I think the question is more subtle and @rob_kodekloud answers sum it all up but allow me to further clarify.
When you deploy a pod like nginx the listening port for the service is defined in the configuration file within the pod, in this case it’s TCP 80. The imperative run command allows to define a --port but that in itself doesn’t change anything within the pod, it’s only a preparation to bind a service to it.

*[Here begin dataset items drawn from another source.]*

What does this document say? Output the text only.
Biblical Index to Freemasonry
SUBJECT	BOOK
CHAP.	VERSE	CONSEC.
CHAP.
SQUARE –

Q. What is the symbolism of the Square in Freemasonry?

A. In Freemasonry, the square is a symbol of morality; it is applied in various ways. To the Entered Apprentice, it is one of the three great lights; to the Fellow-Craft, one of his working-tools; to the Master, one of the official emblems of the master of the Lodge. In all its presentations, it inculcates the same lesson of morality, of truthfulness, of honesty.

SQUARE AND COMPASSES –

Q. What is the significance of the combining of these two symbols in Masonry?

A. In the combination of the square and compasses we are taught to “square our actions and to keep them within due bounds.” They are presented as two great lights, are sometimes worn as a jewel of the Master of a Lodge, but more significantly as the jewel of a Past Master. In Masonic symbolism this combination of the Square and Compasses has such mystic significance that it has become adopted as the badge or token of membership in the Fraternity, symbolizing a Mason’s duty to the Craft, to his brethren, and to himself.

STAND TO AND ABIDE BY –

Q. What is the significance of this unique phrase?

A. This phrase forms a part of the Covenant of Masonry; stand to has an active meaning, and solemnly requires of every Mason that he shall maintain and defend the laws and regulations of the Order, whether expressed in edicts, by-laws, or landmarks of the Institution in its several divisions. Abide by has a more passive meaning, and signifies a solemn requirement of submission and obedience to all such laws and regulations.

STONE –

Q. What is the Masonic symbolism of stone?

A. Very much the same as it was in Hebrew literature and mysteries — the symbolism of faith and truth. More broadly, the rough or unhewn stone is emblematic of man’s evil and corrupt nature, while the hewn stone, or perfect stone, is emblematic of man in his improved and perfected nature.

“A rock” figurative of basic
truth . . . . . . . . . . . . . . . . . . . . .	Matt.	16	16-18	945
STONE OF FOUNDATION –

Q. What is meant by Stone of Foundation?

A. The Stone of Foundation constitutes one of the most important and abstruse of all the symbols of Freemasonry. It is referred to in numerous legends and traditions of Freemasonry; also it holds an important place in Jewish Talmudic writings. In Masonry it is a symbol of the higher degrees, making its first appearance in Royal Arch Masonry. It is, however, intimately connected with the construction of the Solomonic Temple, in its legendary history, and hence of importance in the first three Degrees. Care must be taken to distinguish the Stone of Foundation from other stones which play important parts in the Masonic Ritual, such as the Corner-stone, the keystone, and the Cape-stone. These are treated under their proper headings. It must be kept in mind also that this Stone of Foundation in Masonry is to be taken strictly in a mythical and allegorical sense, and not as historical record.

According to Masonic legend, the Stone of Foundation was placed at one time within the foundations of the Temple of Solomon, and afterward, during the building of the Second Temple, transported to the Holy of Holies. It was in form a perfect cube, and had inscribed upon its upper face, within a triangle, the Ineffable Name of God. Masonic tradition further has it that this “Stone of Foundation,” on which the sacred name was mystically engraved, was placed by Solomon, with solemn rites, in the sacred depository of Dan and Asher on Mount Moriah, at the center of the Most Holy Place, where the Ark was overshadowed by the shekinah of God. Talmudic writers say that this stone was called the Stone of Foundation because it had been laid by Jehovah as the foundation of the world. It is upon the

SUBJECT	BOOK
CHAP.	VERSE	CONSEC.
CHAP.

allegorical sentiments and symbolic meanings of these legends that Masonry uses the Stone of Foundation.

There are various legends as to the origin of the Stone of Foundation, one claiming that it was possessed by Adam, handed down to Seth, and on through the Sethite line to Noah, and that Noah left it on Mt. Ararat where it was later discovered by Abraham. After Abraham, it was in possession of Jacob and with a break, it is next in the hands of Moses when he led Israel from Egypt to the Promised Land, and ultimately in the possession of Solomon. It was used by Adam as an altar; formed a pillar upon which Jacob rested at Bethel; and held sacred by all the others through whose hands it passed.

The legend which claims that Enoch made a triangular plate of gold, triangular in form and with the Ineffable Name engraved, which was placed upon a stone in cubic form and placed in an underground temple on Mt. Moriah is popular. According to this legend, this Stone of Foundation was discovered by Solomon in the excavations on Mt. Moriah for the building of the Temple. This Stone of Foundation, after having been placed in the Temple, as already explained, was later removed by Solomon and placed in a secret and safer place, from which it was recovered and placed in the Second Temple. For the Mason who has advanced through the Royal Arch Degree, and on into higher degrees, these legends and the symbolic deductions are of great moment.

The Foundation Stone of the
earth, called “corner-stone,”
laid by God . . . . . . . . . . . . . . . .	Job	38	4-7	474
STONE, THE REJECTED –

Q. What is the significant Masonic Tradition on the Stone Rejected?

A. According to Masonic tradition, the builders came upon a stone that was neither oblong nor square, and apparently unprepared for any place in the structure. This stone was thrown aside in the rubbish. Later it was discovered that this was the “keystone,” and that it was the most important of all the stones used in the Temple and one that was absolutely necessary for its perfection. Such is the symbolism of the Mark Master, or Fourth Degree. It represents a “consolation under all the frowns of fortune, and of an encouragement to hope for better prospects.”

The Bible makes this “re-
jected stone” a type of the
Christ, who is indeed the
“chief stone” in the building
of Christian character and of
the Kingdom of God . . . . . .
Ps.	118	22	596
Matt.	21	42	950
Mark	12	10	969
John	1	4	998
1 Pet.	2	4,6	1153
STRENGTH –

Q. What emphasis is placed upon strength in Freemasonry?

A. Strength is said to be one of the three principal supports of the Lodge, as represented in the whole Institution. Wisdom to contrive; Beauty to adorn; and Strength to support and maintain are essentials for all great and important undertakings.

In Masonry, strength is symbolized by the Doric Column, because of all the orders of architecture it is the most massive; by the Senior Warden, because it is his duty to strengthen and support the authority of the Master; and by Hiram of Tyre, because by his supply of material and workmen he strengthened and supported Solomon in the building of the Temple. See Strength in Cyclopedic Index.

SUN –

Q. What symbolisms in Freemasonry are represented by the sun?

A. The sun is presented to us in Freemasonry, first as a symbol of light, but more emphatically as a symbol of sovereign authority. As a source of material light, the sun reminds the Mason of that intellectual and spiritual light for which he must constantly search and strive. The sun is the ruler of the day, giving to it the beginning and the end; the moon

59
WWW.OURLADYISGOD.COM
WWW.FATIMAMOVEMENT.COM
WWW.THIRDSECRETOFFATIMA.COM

In fact --port exposes the service only if expose is set to true
--port=-1: The port that this container exposes. If --expose is true, this is also the port used by the service that is created.
If you run:
kubectl run nginx --image=nginx --port=8081 --expose=true
You’ll get:
service/nginx created
pod/nginx create
If you run:
kubectl run nginx --image=nginx --port=8081
You’ll only get:
pod/nginx create
As the default behaviour is not to expose the pod.
So specifying the --port implies to also create a separate service afterwards like:
kubectl expose pod nginx --port=8081 --target-port=8081
On a setup like this:
Pods
NAME READY STATUS RESTARTS AGE IP NODE NOMINATED NODE READINESS GATES
curler 1/1 Running 0 6h38m 10.1.1.71 docker-desktop <none> <none>
nginx 1/1 Running 0 2m54s 10.1.1.74 docker-desktop <none> <none>
Services
NAME TYPE CLUSTER-IP EXTERNAL-IP PORT(S) AGE SELECTOR
kubernetes ClusterIP 10.96.0.1 <none> 443/TCP 7d5h <none>
nginx ClusterIP 10.100.82.148 <none> 8081/TCP 27s run=nginx
You can curl/wget from the curler to the nginx pod directly via the 10.1.1.74 only on port 80 (unless you perform the change Rob suggests). At this level the service definition is irrelevant and so is the --port from the the imperative command.
On the same node a pod can communicate with another pod without using services (unless network policies or other iptables tricks are done)
When using the service instead (either the one created with the expose command or with expose=true in the imperative run) you’ll use the cluster IP and then the port becomes relevant. Behind the scenes I suppose iptables creates some NAT rules for it.
I hope this clarifies as Kubernetes networking isn’t trivial at all and does my head in all the time.